En cierto modo de algo de esto nos habla hoy el evangelio. Vemos como
no todos tienen la misma opinión de Jesús. Lo vamos viendo progresivamente en
el evangelio, porque mientras muchos se admiran de sus signos y alaban a Dios
porque ha suscitado u profeta en medio de ellos, otros sin embargo tratan de
desprestigiarlo de la forma que sea.
‘¿A quién se parecen los
hombres de esta generación? ¿A quién los compararemos? Se parecen a unos niños,
sentados en la plaza, que gritan a otros: Tocarnos la flauta y no bailáis,
cantamos lamentaciones y no lloráis’. Volubles como los niños en sus juegos que no terminan de
ponerse de acuerdo. Así les sucedía con la visión que tenían del Bautista y con
la visión que ahora muchos se iban haciendo de Jesús. ‘Vino Juan el
Bautista, que ni comía ni bebía, y dijisteis que tenía un demonio; viene el
Hijo del hombre, que come y bebe, y decís: Mirad qué comilón y qué borracho,
amigo de publicanos y pecadores’.
Pero ¿no seremos así de alguna manera nosotros también de cara a la
Iglesia, de cara a la figura del Papa, de cara a sus enseñanzas? Tanto nos
sentimos entusiasmados en un momento determinado, como al momento siguiente
juzgamos y criticamos, ya no nos parecen
tan buenas las cosas que se hacen, o la imagen que nos hacemos de la Iglesia. Y
cuando nos toca algo que nos afecte personalmente, porque toque heridas o cicatrices
mal curadas de nuestra vida, enseguida saltamos, nos hacemos nuestras
prevenciones, comenzamos a poner nuestros ‘peros’.
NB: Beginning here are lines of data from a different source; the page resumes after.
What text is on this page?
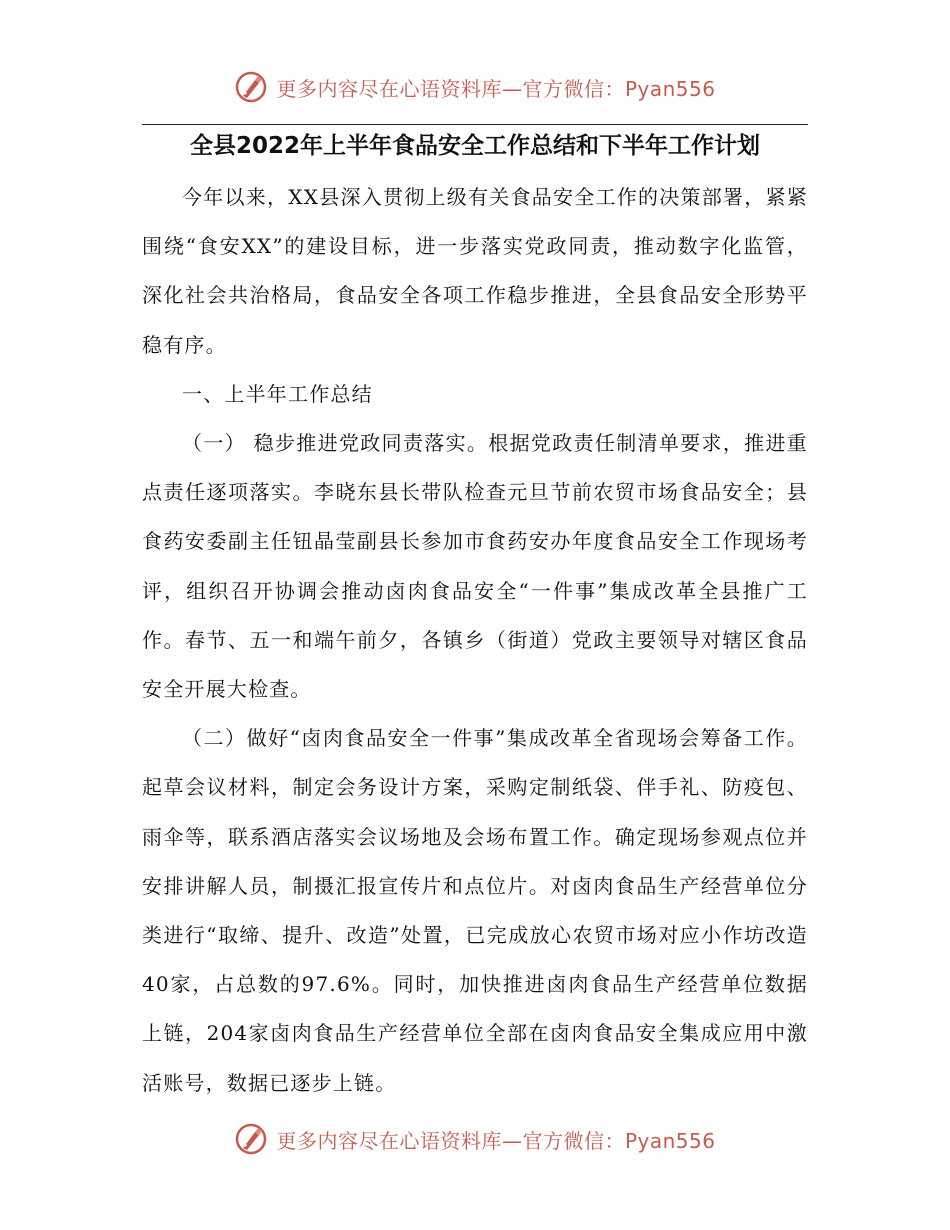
更多内容尽在心语资料库—官方微信：Pyan556
全县2022年上半年食品安全工作总结和下半年工作计划

今年以来，XX县深入贯彻上级有关食品安全工作的决策部署，紧紧围绕“食安XX”的建设目标，进一步落实党政同责，推动数字化监管，深化社会共治格局，食品安全各项工作稳步推进，全县食品安全形势平稳有序。

一、上半年工作总结

（一） 稳步推进党政同责落实。根据党政责任制清单要求，推进重点责任逐项落实。李晓东县长带队检查元旦节前农贸市场食品安全；县食药安委副主任钮晶莹副县长参加市食药安办年度食品安全工作现场考评，组织召开协调会推动卤肉食品安全“一件事”集成改革全县推广工作。春节、五一和端午前夕，各镇乡（街道）党政主要领导对辖区食品安全开展大检查。

（二）做好“卤肉食品安全一件事”集成改革全省现场会筹备工作。起草会议材料，制定会务设计方案，采购定制纸袋、伴手礼、防疫包、雨伞等，联系酒店落实会议场地及会场布置工作。确定现场参观点位并安排讲解人员，制摄汇报宣传片和点位片。对卤肉食品生产经营单位分类进行“取缔、提升、改造”处置，已完成放心农贸市场对应小作坊改造40家，占总数的97.6%。同时，加快推进卤肉食品生产经营单位数据上链，204家卤肉食品生产经营单位全部在卤肉食品安全集成应用中激活账号，数据已逐步上链。

更多内容尽在心语资料库—官方微信：Pyan556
Por no decir como hay en la sociedad sectores deseosos de destruir la
Iglesia y se valdrán de lo que sea para tratar de socavar la apreciación que
tengamos de ella. Cuantas campañas de forma dicta o de forma soterrada, cuanto
abundar en errores o pecados que se hayan podido cometer y cuanto cerrar los
ojos a todo el bien que hayamos podido recibir. Nos gozamos en un día porque se
proclama un año de la misericordia, pero luego vienen los rigorismos de
nuestros juicios y condenas tan lejanos de aquella misericordia anteriormente
proclamada. Y cuidado, que eso no es solo desde el exterior, sino muchas veces
desde el mismo interior de la Iglesia.
Que el señor nos abra los ojos de nuestro corazón para saber tener una
mirada de fe y siempre un corazón misericordioso y compasivo con todos.